1 Charging process starts at 20 % SoC
Recharged ranges (km) with introduction of the p3 charging index
None of the currently available electric vehicles in the market reaches the optimal value of 1.0. Still, the top 3 vehicles achieve already high values of more than 65 % of the maximum long-distance use value. In practice, this means that in individual cases the electric vehicle driver need must calculate with one or more charging stops on long-distance trips. It can be clearly seen that the newer vehicles of German manufacturers will probably be sorted high up in the field2. Electric vehicles of the earlier generations can be found in the lower field due to their lower charging capacities and (consumption) efficiency.
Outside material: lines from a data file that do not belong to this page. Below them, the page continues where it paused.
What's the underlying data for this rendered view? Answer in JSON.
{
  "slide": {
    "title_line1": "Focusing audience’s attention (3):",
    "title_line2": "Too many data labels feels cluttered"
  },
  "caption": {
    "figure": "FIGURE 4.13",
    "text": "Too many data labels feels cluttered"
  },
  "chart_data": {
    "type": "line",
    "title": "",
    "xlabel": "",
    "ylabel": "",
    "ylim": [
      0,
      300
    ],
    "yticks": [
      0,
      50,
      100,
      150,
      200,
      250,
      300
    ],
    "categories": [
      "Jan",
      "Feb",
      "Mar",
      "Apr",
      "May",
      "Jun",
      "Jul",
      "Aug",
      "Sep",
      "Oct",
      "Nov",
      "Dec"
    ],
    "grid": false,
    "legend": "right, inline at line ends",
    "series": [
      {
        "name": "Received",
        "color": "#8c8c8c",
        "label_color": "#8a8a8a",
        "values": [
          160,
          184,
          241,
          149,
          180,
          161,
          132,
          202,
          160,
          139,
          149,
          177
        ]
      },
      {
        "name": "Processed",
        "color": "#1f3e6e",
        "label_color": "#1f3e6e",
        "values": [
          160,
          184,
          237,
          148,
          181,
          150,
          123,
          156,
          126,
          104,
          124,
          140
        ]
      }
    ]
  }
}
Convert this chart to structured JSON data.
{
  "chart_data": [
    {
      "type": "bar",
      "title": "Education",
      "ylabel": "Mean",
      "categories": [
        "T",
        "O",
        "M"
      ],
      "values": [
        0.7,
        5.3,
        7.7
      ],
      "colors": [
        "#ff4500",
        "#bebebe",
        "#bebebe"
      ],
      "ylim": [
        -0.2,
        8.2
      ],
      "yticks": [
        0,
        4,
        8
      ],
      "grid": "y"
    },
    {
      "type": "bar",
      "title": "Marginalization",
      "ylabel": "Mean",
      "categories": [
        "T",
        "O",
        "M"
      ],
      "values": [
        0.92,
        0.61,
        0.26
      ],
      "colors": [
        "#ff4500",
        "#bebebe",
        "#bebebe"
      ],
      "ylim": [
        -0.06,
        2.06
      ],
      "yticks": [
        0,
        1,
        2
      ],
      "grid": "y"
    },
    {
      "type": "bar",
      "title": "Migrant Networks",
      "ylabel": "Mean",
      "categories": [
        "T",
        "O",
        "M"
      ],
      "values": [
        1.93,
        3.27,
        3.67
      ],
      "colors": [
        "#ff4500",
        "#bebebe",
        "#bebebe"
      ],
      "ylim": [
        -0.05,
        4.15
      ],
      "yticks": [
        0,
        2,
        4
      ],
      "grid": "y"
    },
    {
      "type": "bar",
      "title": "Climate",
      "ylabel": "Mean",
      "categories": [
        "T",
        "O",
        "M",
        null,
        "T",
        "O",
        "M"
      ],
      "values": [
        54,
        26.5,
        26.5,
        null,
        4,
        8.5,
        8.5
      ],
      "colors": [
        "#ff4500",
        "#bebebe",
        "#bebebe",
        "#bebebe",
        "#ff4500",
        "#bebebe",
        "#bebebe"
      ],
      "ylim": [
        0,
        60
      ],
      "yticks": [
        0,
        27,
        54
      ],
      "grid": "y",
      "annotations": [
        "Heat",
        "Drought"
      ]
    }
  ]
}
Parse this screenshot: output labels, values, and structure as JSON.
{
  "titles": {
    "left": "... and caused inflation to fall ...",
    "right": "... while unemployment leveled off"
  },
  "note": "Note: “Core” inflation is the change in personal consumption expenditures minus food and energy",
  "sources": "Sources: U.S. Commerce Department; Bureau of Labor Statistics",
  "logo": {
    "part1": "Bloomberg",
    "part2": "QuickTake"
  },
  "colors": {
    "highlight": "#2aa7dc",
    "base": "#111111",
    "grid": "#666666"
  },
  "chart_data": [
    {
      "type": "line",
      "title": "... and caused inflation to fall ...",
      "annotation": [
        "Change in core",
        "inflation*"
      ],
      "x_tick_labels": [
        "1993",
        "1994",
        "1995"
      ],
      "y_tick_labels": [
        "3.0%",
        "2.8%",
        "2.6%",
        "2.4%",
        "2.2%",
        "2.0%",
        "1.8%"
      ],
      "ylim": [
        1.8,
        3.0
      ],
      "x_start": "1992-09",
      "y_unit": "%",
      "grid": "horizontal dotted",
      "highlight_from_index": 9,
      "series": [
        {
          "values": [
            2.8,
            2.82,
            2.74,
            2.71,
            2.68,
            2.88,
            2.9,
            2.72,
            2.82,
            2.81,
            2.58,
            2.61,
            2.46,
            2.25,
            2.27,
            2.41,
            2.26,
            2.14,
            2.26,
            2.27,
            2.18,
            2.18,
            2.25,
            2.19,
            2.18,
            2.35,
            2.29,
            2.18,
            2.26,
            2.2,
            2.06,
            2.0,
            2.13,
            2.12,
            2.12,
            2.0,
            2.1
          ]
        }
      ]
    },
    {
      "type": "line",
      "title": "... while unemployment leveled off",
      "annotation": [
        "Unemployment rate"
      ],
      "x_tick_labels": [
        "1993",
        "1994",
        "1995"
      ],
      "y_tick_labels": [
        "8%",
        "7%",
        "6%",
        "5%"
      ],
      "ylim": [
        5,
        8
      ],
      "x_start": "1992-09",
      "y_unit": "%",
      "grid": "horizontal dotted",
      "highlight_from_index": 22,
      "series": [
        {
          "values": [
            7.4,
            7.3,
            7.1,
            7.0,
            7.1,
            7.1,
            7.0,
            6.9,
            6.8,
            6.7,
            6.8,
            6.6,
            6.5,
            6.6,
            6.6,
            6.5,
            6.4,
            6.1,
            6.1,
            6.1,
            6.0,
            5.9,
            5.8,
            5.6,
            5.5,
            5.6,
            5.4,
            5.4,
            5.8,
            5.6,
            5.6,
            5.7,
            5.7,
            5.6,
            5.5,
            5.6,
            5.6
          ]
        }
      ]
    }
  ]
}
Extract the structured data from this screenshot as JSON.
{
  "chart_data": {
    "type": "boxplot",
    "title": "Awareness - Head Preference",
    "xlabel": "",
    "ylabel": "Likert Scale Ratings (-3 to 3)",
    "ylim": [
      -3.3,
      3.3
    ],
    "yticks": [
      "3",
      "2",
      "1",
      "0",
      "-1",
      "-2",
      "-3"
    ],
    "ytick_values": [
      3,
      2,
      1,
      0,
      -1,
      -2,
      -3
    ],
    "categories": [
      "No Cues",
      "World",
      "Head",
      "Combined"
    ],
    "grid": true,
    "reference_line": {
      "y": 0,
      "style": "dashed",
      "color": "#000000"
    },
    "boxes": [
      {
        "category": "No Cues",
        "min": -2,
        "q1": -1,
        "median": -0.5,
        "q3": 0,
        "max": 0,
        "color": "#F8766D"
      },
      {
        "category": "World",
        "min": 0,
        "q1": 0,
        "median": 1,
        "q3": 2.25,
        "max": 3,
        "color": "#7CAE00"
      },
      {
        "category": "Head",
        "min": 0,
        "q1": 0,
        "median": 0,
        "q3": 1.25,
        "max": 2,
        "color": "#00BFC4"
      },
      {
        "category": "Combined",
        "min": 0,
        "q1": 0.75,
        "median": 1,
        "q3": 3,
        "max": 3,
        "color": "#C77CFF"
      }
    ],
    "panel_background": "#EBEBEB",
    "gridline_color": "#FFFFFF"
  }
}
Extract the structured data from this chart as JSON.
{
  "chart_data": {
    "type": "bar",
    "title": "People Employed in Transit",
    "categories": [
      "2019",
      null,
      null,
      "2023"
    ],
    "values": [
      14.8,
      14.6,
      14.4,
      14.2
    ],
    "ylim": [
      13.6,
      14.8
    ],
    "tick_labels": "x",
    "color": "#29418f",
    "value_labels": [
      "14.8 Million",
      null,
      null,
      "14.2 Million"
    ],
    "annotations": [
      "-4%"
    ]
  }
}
In order to secure full transparency, the recharged ranges after 10 and 30 minutes are also depicted.
2 Manufacturer specifications partly incomplete, thus complemented by expert estimates
Comparison of recarged ranges
In regular updates, we will publish new vehicles in the P3 Charging Index and also make updates of already introduced vehicles. So in the next release, besides the real values of the Porsche Taycan, an update of the Tesla Model 3 will certainly be available. Furthermore, vehicles like the Peugeot e208 or the Opel Corsa-e will be measured and will be rated with the corresponding index by then. With the help of the P3 Charging Index, we initially wanted to create transparency and traceability in an electric vehicle market that is still far too opaque in the discussion of rapid charging capability today.
Since not every electric vehicle will be launched on the market in the future with the claim to be suitable for long-distance travel and thus serve a different customer use case, we will extend the index to other vehicle segments. In addition, classic vehicle segments will be separated as soon as a correspondingly comparable number of vehicles exists – this is to avoid the compact class having to compare itself with the sports segment. We are already working to ensure that we compare vehicles that are more focused on urban areas with other target figures, but that we want to offer at least the same transparency and traceability.
The P3 Charging Index enables the comparison of actual and realistic charging performances of electric vehicles. It considers the maximum or average charging capacity of the vehicles as parameter, combines it with the overall efficiency of the respective vehicle and standardizes these key figures to a practical and driver-related use case.
The P3 Charging Index also makes a claim on the development of electric vehicles: In the future, the development of vehicles should focus on a corresponding mix between charging performance and efficiency of the vehicle, because only the sum of both parameters defines the customer’s charging experience!